Although physically weak, the White Mage can choose from a broad array of healing and defensive magic spells.Dawn of Souls instructions
The White Mage specializes in White Magic, able to heal the party and provide them with defensive stat buffs.
The White Mage's appearance is consistent across all releases of Final Fantasy, with minor adjustments due to improved graphics. The White Mage wears a white robe with long sleeves, a hood, and red triangle trim along the edges. In the original NES release they have red hair, but the Playstation Origins port gives them light brown or blond hair, which is retained in the Game Boy Advance Dawn of Souls and Playstation Portable 20th Anniversary ports. As the White Wizard they lower their hood to reveal their head, have a red collar around their neck, and their sleeves are shorter and tighter around the arm, allowing their hands to be seen.
The gender identity of the White Mage is ambiguous. Starting with the Origins port, in contrast to the generally masculine designs of the other five jobs, the White Mage has a feminine appearance. Additionally, the Dawn of Souls and 20th Anniversary ports give the players a list of pre-chosen names to use for jobs which are taken from other Final Fantasy characters; most of the names offered for the White Mage are for females, while the other five jobs have mostly male names. The official novelization Final Fantasy: Memory of Heroes identifies the White Mage as a female. However, no version of Final Fantasy assigns a name or gender identity to any of the Warriors of Light, and it is left to the player's discretion to do so or not as they see fit.
The ten names for the White Mage class are:
- Elia - Character in Final Fantasy III.
- Jenica - Character in Final Fantasy V.
- Kuku - Character in Final Fantasy VI.
- Luca - Character in Final Fantasy IV.
- Mikoto - Character in Final Fantasy IX.
- Noah - Character in Final Fantasy III.
- Ruby - Character in Final Fantasy IX.
- Sara - Character in Final Fantasy III.
- Sarina - Character in Final Fantasy III.
- Sherko - Character in Final Fantasy III.
In the Memory of Heroes novelization, the White Mage among the Warriors of Light is named Flora (フロウ, Furō?). She is the only female of the group and carries a shard of the Water Crystal.
In the Memory of Heroes novelization, Flora is a kind, gentle, and motherly youth, but is fearsome when angered.

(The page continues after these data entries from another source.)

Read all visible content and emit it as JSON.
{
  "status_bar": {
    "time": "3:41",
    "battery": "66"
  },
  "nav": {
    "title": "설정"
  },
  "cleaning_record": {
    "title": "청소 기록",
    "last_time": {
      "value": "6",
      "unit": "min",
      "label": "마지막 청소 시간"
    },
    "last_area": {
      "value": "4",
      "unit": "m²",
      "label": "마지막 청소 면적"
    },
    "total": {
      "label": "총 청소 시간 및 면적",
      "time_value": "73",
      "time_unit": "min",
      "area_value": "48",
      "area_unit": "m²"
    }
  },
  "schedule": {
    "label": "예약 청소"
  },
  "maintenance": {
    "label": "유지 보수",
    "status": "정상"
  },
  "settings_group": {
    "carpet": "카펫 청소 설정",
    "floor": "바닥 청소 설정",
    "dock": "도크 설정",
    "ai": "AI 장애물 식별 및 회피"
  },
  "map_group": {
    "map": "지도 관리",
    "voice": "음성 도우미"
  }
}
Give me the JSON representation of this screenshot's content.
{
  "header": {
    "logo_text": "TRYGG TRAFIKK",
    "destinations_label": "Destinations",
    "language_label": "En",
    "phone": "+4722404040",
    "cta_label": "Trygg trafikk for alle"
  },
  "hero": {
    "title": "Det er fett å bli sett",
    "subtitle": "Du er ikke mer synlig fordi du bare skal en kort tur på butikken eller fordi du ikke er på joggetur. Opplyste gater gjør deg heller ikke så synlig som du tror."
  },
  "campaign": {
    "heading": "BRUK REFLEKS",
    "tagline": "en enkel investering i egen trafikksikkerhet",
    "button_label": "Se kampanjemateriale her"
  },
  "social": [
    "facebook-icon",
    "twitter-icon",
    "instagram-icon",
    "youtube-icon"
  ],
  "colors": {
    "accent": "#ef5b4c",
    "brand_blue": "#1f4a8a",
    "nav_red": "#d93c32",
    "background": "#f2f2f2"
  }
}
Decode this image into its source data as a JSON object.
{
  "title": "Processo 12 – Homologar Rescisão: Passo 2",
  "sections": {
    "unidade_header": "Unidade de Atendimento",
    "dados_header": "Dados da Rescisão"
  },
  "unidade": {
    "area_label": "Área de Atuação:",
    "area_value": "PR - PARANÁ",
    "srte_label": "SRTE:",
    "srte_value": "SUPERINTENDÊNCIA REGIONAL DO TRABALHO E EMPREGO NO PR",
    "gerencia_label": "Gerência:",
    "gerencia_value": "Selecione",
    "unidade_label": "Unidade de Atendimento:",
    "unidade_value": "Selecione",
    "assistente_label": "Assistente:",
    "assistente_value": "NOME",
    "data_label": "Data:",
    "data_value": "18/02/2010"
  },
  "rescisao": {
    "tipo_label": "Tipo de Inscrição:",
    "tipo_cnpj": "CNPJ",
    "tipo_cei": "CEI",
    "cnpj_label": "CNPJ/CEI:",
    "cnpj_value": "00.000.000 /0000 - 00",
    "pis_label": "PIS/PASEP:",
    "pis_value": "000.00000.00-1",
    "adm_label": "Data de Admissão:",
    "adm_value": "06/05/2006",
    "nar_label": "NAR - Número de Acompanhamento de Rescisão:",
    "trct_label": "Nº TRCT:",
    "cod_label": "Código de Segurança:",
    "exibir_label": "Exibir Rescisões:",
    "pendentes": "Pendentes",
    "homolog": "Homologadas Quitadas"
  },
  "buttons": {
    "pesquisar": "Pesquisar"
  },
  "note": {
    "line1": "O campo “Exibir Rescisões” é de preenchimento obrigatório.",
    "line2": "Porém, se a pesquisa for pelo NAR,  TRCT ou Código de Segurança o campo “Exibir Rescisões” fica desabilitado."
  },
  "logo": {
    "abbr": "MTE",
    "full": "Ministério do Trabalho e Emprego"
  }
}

The White Mage specializes in White Magic. Its ugprade, the White Wizard, is the only job in the game able to use the full catalog of White spells. This makes them invaluable throughout the game, as they can heal party members, increase their damage output with offensive buffs, and defend them against enemy spells. The White Mage is particularly valuable in versions of Final Fantasy predating the Dawn of Souls port, as the recurring item Phoenix Down does not exist in these versions; if a party member is KO'd, the player will need a White Mage to revive them while in dungeons or on the field, else they must trek back to a town with a church. The White Mage's skill in healing and buffing allies means they sacrifice their offensive potential; they have a poor equipment draw for weapons and poor Strength. However, they have utility against undead enemies with the Dia spell and its upgrades, which damage undead enemies.

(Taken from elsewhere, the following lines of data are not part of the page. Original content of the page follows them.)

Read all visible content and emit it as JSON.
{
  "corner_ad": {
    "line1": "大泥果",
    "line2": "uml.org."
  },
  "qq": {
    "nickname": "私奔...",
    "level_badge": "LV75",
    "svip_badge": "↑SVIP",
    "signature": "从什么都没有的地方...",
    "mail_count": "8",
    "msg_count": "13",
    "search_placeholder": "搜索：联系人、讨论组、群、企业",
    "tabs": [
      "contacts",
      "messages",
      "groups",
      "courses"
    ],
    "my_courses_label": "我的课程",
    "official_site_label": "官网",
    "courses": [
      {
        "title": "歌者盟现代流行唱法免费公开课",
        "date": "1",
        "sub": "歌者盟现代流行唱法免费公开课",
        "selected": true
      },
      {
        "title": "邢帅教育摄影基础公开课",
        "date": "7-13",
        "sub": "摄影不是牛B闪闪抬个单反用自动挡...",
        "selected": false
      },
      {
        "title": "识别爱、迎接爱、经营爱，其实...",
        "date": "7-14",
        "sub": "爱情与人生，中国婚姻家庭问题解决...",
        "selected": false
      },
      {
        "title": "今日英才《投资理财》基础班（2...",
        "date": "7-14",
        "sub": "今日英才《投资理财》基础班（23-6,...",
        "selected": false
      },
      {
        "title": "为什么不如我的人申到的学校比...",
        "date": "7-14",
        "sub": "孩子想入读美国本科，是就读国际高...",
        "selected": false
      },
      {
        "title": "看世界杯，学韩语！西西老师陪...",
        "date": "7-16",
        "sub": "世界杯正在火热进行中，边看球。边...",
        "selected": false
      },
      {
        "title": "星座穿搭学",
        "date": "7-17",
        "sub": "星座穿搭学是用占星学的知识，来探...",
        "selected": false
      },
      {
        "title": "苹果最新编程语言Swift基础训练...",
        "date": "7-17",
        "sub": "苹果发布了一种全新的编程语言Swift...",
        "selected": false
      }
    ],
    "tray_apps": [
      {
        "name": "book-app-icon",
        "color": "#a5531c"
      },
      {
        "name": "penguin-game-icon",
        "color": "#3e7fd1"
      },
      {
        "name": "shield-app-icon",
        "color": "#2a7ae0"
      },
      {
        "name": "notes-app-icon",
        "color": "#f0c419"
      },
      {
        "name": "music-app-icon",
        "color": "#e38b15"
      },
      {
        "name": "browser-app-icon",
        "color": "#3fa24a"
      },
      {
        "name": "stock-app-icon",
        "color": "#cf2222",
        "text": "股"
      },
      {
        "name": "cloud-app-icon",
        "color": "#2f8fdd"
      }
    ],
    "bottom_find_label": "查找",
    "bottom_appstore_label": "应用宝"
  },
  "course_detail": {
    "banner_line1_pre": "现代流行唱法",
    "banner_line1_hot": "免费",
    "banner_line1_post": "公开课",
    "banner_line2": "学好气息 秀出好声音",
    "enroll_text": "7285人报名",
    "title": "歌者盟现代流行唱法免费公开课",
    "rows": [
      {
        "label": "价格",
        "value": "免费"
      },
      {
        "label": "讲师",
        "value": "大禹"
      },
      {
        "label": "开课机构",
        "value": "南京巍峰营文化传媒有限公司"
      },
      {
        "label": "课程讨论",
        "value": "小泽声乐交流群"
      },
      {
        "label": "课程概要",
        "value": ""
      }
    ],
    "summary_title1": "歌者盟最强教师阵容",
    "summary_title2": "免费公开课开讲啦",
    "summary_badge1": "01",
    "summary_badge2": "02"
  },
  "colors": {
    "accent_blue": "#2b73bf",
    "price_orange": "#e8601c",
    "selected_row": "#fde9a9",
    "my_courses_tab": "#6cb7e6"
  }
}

After completing the Citadel of Trials, Bahamut grants the party their class change and any White Mages in the player's party become White Wizards. The White Wizard has full access to all White Magic spells and higher stats than the White Mage, making them a pure upgrade. At higher levels the White Mage's lack of offensive potential is alleviated with access to the Holy spell, which can be very powerful.
Behind the scenes
A popular and well-known challenge among players is to beat Final Fantasy using a party of only White Mages, the perception being that due to their poor offensive potential, this would be extremely difficult. Issue 55 of Nintendo Power posed this feat to players in its "Power Player's Challenge" column. Power Player's Challenges required players to mail to Nintendo Power a photograph of their television with the game system in view to verify their achievement; three players verified as completing this challenge were mentioned in Issue 59.
The web comic 8-Bit Theater has Black Mage reading the Nintendo Power strategy guide for Final Fantasy in Episode 7, and he mocks the idea that four White Mages could beat the game. Writer Brian Clevinger included this to set up the comic's ultimate punchline in Episode 1221, where White Mage defeats Chaos with the aid of "Priest", "Shaman", and "Healer".